Association of dystrophin and an integral membrane glycoprotein

Duchenne muscular dystrophy (DMD) is caused by a defective gene found on the X-chromosome. Dystrophin is encoded by the DMD gene and represents about 0.002% of total muscle protein. Immunochemical studies have shown that dystrophin is localized to the sarcolemma in normal muscle but is absent in muscle from DMD patients. Many features of the predicted primary structure of dystrophin are shared with membrane cytoskeletal proteins, but the precise function of dystrophin in muscle is unknown. Here we report the first isolation of dystrophin from digitonin-solubilized skeletal muscle membranes using wheat germ agglutinin (WGA)-Sepharose.
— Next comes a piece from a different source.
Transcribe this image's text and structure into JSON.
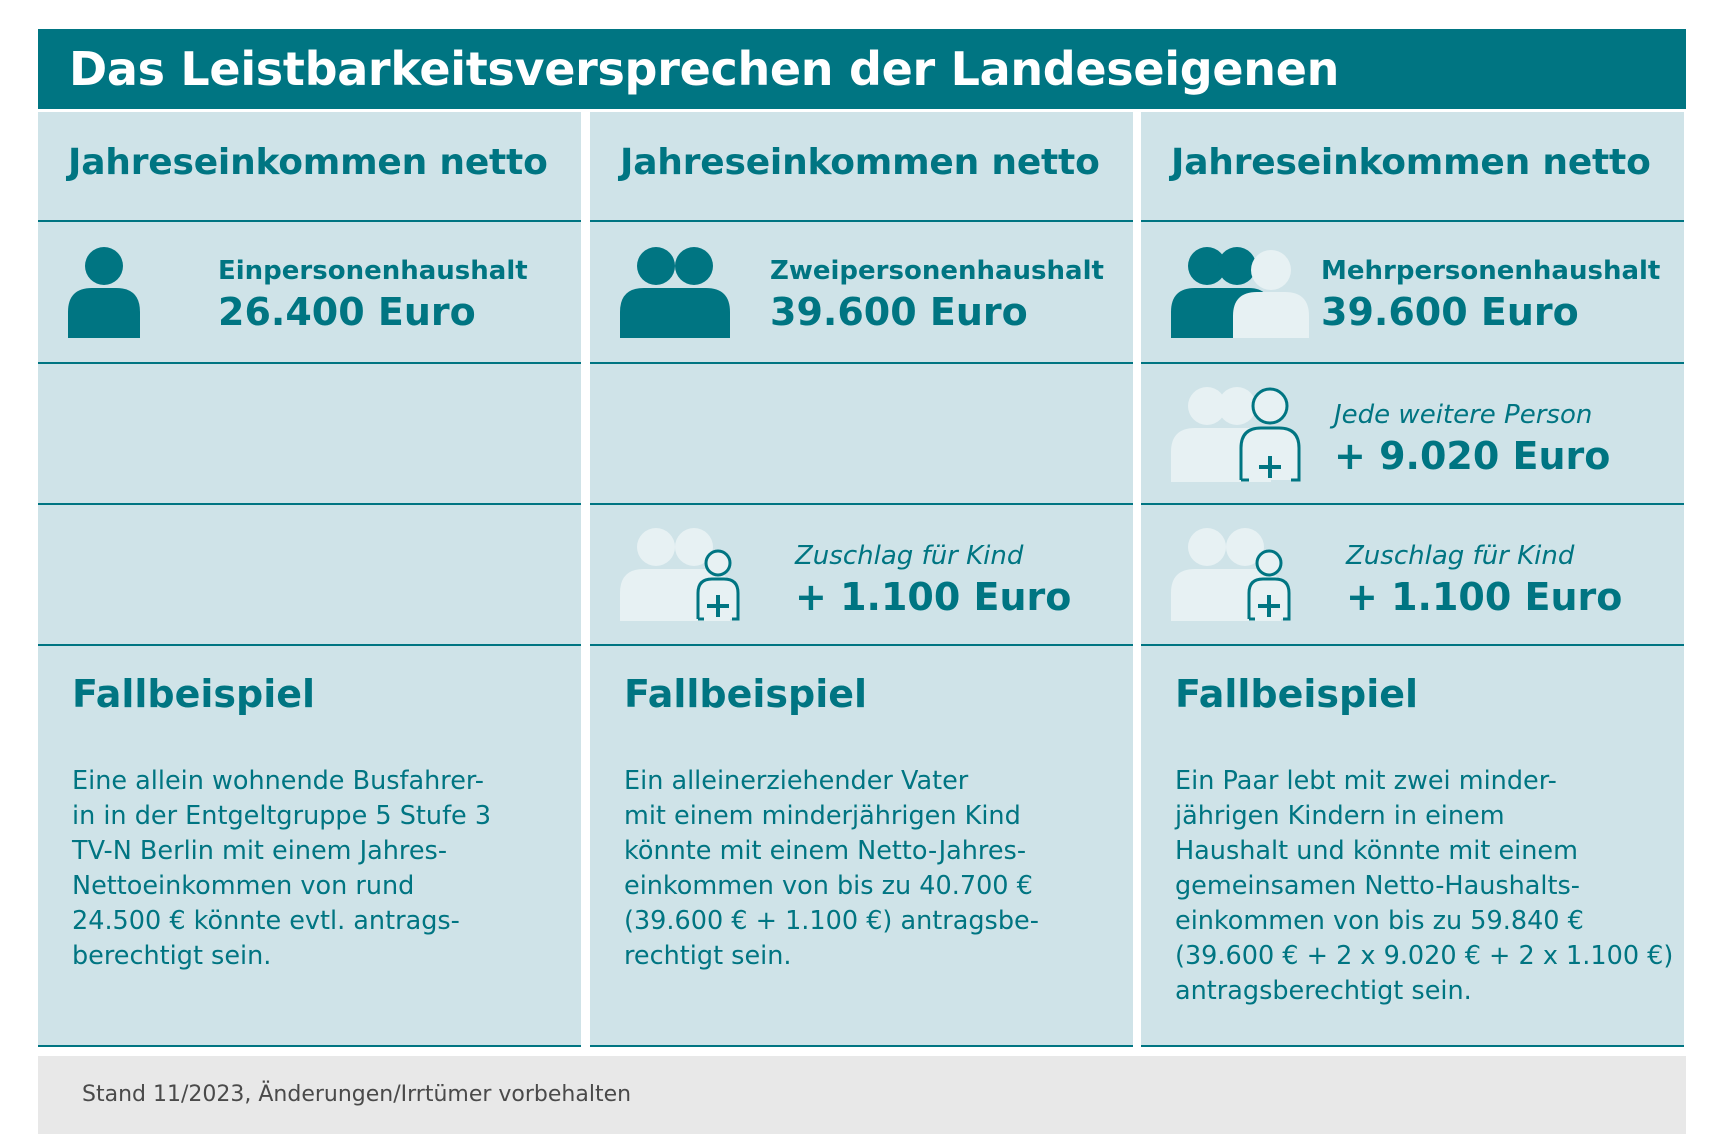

We find that dystrophin is not a glycoprotein but binds to WGA-Sepharose because of its tight association with a WGA-binding glycoprotein. The association of dystrophin with this glycoprotein is disrupted by agents that dissociate cytoskeletal proteins from membranes. We conclude that dystrophin is linked to an integral membrane glycoprotein in the sarcolemma. Our results indicate that the function of dystrophin could be to link this glycoprotein to the underlying cytoskeleton and thus help either to preserve membrane stability or to keep the glycoprotein non-uniformly distributed in the sarcolemma.